Мэндрейк встрепенулся, словно вопрос его разбудил.
— Что я скажу, мой дорогой Джонатан? Вы рассказали забавную историю. И она совершенно в духе того времени. Это еще раз доказывает, что драмы в жизни куда ярче, чем в театре. О чем должен помнить каждый драматург.
— Так-так, — пробормотал Джонатан. — Пожалуй. Однако давайте продолжим. Значит, Сандра осталась с двумя малыми детьми, Уильямом и Николасом. Мало-помалу она собралась с духом и начала потихоньку выезжать. Свой первый визит нанесла именно сюда, в этот дом. Потом у мальчиков на каникулы стали гостить приятели. В общем, жизнь в Пенфелтоне налаживалась. Старший мальчик, Уильям, рос тихоней.

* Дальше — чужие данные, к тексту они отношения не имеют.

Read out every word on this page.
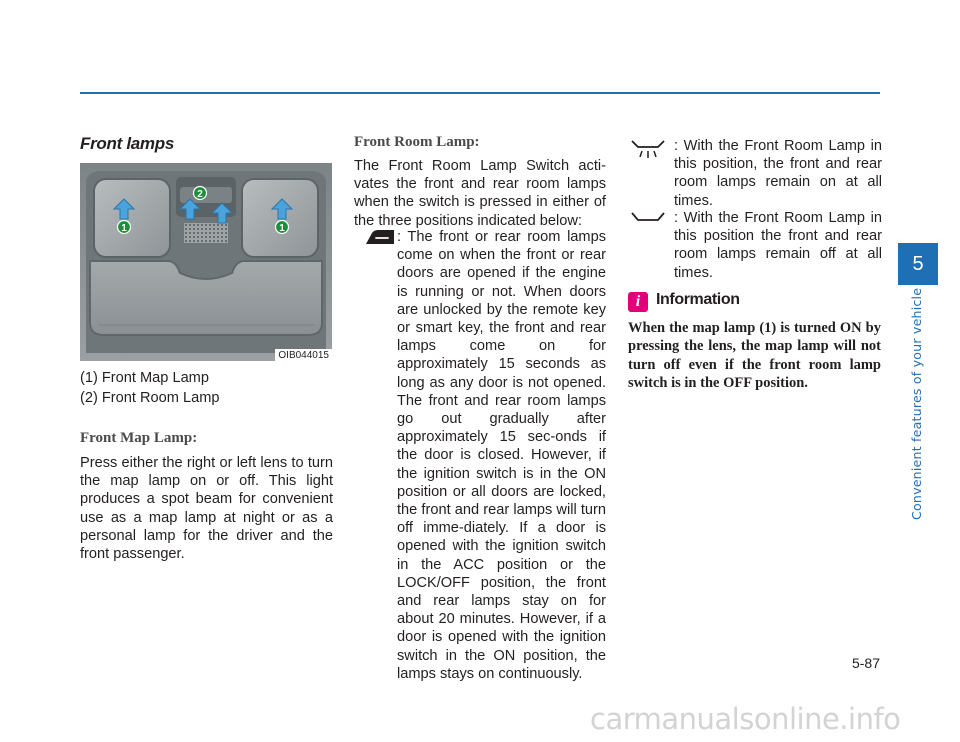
Front lamps
1
2
1
OIB044015
(1) Front Map Lamp
(2) Front Room Lamp
Front Map Lamp:
Press either the right or left lens to turn the map lamp on or off. This light produces a spot beam for convenient use as a map lamp at night or as a personal lamp for the driver and the front passenger.
Front Room Lamp:
The Front Room Lamp Switch acti-vates the front and rear room lamps when the switch is pressed in either of the three positions indicated below:
: The front or rear room lamps come on when the front or rear doors are opened if the engine is running or not. When doors are unlocked by the remote key or smart key, the front and rear lamps come on for approximately 15 seconds as long as any door is not opened. The front and rear room lamps go out gradually after approximately 15 sec-onds if the door is closed. However, if the ignition switch is in the ON position or all doors are locked, the front and rear lamps will turn off imme-diately. If a door is opened with the ignition switch in the ACC position or the LOCK/OFF position, the front and rear lamps stay on for about 20 minutes. However, if a door is opened with the ignition switch in the ON position, the lamps stays on continuously.
: With the Front Room Lamp in this position, the front and rear room lamps remain on at all times.
: With the Front Room Lamp in this position the front and rear room lamps remain off at all times.
i Information
When the map lamp (1) is turned ON by pressing the lens, the map lamp will not turn off even if the front room lamp switch is in the OFF position.
5
Convenient features of your vehicle
5-87
carmanualsonline.info
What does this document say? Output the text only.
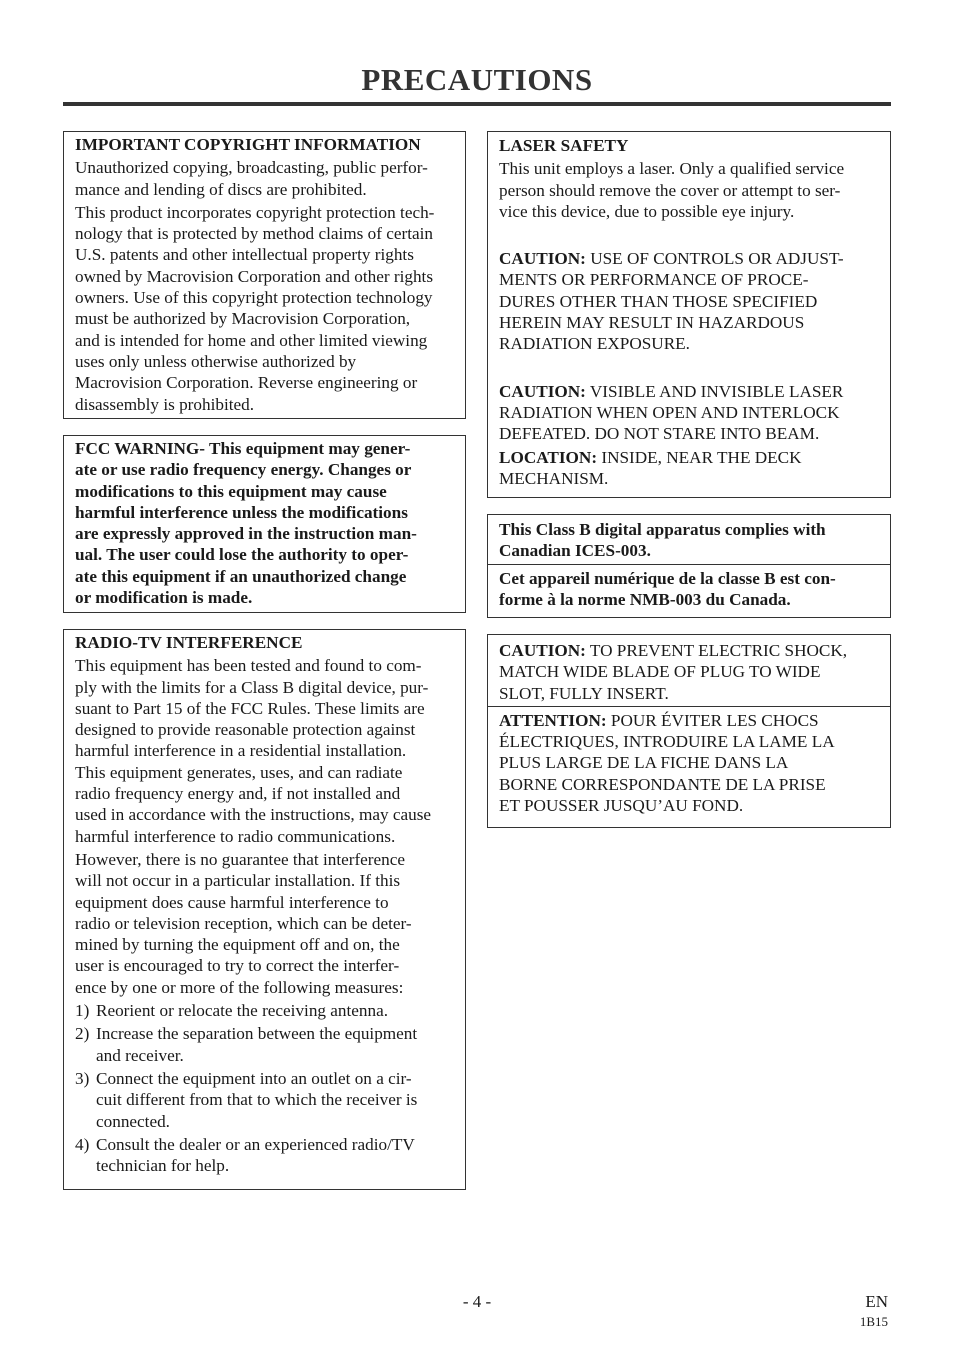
PRECAUTIONS

IMPORTANT COPYRIGHT INFORMATION

Unauthorized copying, broadcasting, public perfor-
mance and lending of discs are prohibited.

This product incorporates copyright protection tech-
nology that is protected by method claims of certain
U.S. patents and other intellectual property rights
owned by Macrovision Corporation and other rights
owners. Use of this copyright protection technology
must be authorized by Macrovision Corporation,
and is intended for home and other limited viewing
uses only unless otherwise authorized by
Macrovision Corporation. Reverse engineering or
disassembly is prohibited.

FCC WARNING- This equipment may gener-
ate or use radio frequency energy. Changes or
modifications to this equipment may cause
harmful interference unless the modifications
are expressly approved in the instruction man-
ual. The user could lose the authority to oper-
ate this equipment if an unauthorized change
or modification is made.

RADIO-TV INTERFERENCE

This equipment has been tested and found to com-
ply with the limits for a Class B digital device, pur-
suant to Part 15 of the FCC Rules. These limits are
designed to provide reasonable protection against
harmful interference in a residential installation.
This equipment generates, uses, and can radiate
radio frequency energy and, if not installed and
used in accordance with the instructions, may cause
harmful interference to radio communications.

However, there is no guarantee that interference
will not occur in a particular installation. If this
equipment does cause harmful interference to
radio or television reception, which can be deter-
mined by turning the equipment off and on, the
user is encouraged to try to correct the interfer-
ence by one or more of the following measures:

1) Reorient or relocate the receiving antenna.
2) Increase the separation between the equipment
and receiver.
3) Connect the equipment into an outlet on a cir-
cuit different from that to which the receiver is
connected.
4) Consult the dealer or an experienced radio/TV
technician for help.

LASER SAFETY

This unit employs a laser. Only a qualified service
person should remove the cover or attempt to ser-
vice this device, due to possible eye injury.

CAUTION: USE OF CONTROLS OR ADJUST-
MENTS OR PERFORMANCE OF PROCE-
DURES OTHER THAN THOSE SPECIFIED
HEREIN MAY RESULT IN HAZARDOUS
RADIATION EXPOSURE.

CAUTION: VISIBLE AND INVISIBLE LASER
RADIATION WHEN OPEN AND INTERLOCK
DEFEATED. DO NOT STARE INTO BEAM.

LOCATION: INSIDE, NEAR THE DECK
MECHANISM.

This Class B digital apparatus complies with
Canadian ICES-003.

Cet appareil numérique de la classe B est con-
forme à la norme NMB-003 du Canada.

CAUTION: TO PREVENT ELECTRIC SHOCK,
MATCH WIDE BLADE OF PLUG TO WIDE
SLOT, FULLY INSERT.

ATTENTION: POUR ÉVITER LES CHOCS
ÉLECTRIQUES, INTRODUIRE LA LAME LA
PLUS LARGE DE LA FICHE DANS LA
BORNE CORRESPONDANTE DE LA PRISE
ET POUSSER JUSQU’AU FOND.

- 4 -	EN
1B15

Такой, знаете, мрачноватый, неприметный. Когда приезжают гости, вы потом и не вспомните, был он среди них или нет.
— Бедняга Уильям, — вырвалось у Мэндрейка.
— Что вы сказали? Ах да, конечно. Но я пока еще ничего о нем не рассказал. — Ройал потер нос. — Дело в том, что Уильям не так прост, как кажется. Он предан матери бесконечно и наверняка помнит, какой та была до злосчастной операции. Ему было семь лет, когда мать приехала и он ее увидел такой. Как ни странно, мальчик ничем не выдал волнения, держался спокойно и только потом, оставшись один, закатил истерику. Вот вам и молчун. Это нянька рассказывала, а ей можно верить. Поэтому есть в нем нечто странное. Молчит, молчит, а потом вдруг выдаст что-нибудь неожиданное. Он из тех, кто сразу говорит все, что взбредет на ум. А это встречается не так уж часто. Вы согласны?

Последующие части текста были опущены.